Bilingual Education requires patience and flexible thinking. Hopefully Californians will have both of those things as they go to the polls in November. Prop. 58 is a ballot initiative that would undo 1998’s Prop. 227, which drastically reduced bilingual education for the state’s 1.4 million English Learners (ELs). To put this in context, 42% of Californian students speak a language other than English at home and 22% of Californian students are learning English at school. In 1998, the state overwhelmingly supported a shift to English-only education, though school districts and parents did have some options to continue using students’ native languages.
Political rhetoric abounds when addressing the language of education, so for today we’ll put opinions aside and look at the argument that both sides are making about how students learn. Do English-immersion or bilingual/dual-language programs provide better outcomes for students? Even as a former bilingual teacher, I sometimes struggled against the intuition that said that my students would learn English best by teaching only in English, even though I knew that research said otherwise. So, it’s understandable that others would have the same wonderings.
As is the case in most questions of research, the results are somewhat mixed and nuanced. But, in this case, they lean toward the side of bilingual education.
Luckily, California was smart and planned for the evaluation of Prop 227. This evaluation found that English language acquisition programs were similar in results, and may vary by school capacity, teacher supports, and program details. The achievement gap between ELs and native English speakers narrowed slightly during the same time frame, but cannot be attributed solely to Prop. 227.

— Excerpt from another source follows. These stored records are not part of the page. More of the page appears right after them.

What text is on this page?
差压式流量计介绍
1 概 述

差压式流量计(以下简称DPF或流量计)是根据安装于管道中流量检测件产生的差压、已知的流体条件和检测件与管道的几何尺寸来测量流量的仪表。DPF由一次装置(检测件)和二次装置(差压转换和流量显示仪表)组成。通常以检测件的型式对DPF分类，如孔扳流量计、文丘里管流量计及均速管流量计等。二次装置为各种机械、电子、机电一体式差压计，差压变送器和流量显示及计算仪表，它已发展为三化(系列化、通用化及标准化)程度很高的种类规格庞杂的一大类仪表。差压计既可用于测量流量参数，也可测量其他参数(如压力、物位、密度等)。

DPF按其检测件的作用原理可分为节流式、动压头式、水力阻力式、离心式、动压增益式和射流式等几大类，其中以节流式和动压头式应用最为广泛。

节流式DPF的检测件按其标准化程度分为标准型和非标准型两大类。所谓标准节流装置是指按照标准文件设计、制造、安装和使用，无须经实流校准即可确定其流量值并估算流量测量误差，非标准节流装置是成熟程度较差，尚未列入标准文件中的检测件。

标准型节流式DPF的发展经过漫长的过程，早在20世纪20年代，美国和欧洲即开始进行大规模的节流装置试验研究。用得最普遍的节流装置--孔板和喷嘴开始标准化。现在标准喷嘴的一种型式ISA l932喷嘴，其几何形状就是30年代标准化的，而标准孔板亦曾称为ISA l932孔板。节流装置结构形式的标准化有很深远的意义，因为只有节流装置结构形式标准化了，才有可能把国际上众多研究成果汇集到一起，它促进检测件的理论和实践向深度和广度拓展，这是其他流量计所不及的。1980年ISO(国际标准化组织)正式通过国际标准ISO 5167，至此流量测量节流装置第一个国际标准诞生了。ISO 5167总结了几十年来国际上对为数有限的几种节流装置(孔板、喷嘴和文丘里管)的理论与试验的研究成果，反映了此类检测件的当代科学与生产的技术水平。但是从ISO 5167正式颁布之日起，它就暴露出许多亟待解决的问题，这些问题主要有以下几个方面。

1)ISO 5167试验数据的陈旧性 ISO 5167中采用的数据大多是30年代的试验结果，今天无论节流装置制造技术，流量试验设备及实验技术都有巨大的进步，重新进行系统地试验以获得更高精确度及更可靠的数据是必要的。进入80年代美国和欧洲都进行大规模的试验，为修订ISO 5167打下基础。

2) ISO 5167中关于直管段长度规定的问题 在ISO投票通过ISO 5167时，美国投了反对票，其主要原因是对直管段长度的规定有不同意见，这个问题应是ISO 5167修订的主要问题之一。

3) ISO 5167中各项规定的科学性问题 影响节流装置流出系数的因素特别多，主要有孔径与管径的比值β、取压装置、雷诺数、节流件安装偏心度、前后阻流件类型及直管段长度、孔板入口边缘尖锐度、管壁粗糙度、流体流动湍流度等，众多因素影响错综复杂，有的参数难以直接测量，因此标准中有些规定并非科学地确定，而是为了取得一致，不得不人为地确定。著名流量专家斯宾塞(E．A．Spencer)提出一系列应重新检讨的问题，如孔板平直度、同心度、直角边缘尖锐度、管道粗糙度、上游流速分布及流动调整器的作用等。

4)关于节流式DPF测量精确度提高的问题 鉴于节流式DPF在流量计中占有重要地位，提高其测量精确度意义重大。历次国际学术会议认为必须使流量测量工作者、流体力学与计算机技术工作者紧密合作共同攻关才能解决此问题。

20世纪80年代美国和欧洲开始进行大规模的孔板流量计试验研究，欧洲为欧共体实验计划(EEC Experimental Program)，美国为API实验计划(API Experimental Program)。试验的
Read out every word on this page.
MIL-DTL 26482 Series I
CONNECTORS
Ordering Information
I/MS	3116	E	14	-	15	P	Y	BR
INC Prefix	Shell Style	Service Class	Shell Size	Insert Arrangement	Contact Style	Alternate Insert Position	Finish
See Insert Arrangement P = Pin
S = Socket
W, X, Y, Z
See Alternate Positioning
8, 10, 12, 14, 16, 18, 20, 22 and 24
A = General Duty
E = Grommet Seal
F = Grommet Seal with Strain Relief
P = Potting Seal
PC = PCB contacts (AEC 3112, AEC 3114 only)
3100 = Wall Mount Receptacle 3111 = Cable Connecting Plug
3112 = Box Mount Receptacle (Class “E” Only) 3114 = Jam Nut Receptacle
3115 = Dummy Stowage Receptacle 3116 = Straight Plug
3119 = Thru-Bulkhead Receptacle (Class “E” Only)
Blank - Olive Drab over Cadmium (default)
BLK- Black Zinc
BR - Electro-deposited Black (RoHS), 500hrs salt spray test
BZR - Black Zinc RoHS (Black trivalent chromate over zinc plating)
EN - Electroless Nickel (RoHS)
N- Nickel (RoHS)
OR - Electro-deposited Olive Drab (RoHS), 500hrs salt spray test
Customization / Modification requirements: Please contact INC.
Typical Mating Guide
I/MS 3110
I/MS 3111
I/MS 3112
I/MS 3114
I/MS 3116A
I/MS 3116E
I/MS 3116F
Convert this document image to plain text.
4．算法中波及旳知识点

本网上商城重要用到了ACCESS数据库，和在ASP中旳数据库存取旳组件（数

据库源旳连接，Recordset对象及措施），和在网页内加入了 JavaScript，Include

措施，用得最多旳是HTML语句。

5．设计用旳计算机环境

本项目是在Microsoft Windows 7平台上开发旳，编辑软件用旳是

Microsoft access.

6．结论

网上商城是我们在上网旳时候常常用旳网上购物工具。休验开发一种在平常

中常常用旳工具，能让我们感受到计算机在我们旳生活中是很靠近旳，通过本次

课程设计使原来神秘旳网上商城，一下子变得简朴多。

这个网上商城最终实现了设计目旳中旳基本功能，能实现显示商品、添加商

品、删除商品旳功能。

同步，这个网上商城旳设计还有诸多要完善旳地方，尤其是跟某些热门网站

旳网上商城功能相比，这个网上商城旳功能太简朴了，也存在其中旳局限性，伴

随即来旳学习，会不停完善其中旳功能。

However, other research from the same time period has found that even though ELs acquire English faster in English-immersion programs than various forms of bilingual programs, students are actually more likely to be deemed proficient in English if they spend more time in their native language through dual-language and bilingual programs. Schools that only spend 1-3 years in a student’s native language, known as “transitional bilingual,” have very similar results as English immersion. The most promising bilingual model is called “two-way dual-language,” in which native English speakers and ELs are in classes together, both learning English and the second language (typically Spanish).
We also have to consider the benefits of fostering bilingualism and biliteracy. Research shows that bilingual people may experience later onsets of dementia and have improved cognitive abilities. The economy may flourish with greater opportunities for cross-national trade and understanding. “Soft” student outcomes such as attendance and engagement are often shown to increase when they participate in bilingual programs. Students and families may see more value in education and themselves as their language and culture are positively addressed.
The downside to some bilingual education programs is that they may segregate ELs from other students in special classes. Also, they typically cost more, as schools often have to pay stipends or other incentives to attract bilingual teachers.
As is true for most educational programs, results depend on the inputs invested: teacher capacity and training, parental support, administrative supports, and equitable policies. All of our students deserve to learn in an environment that values them and their cultures.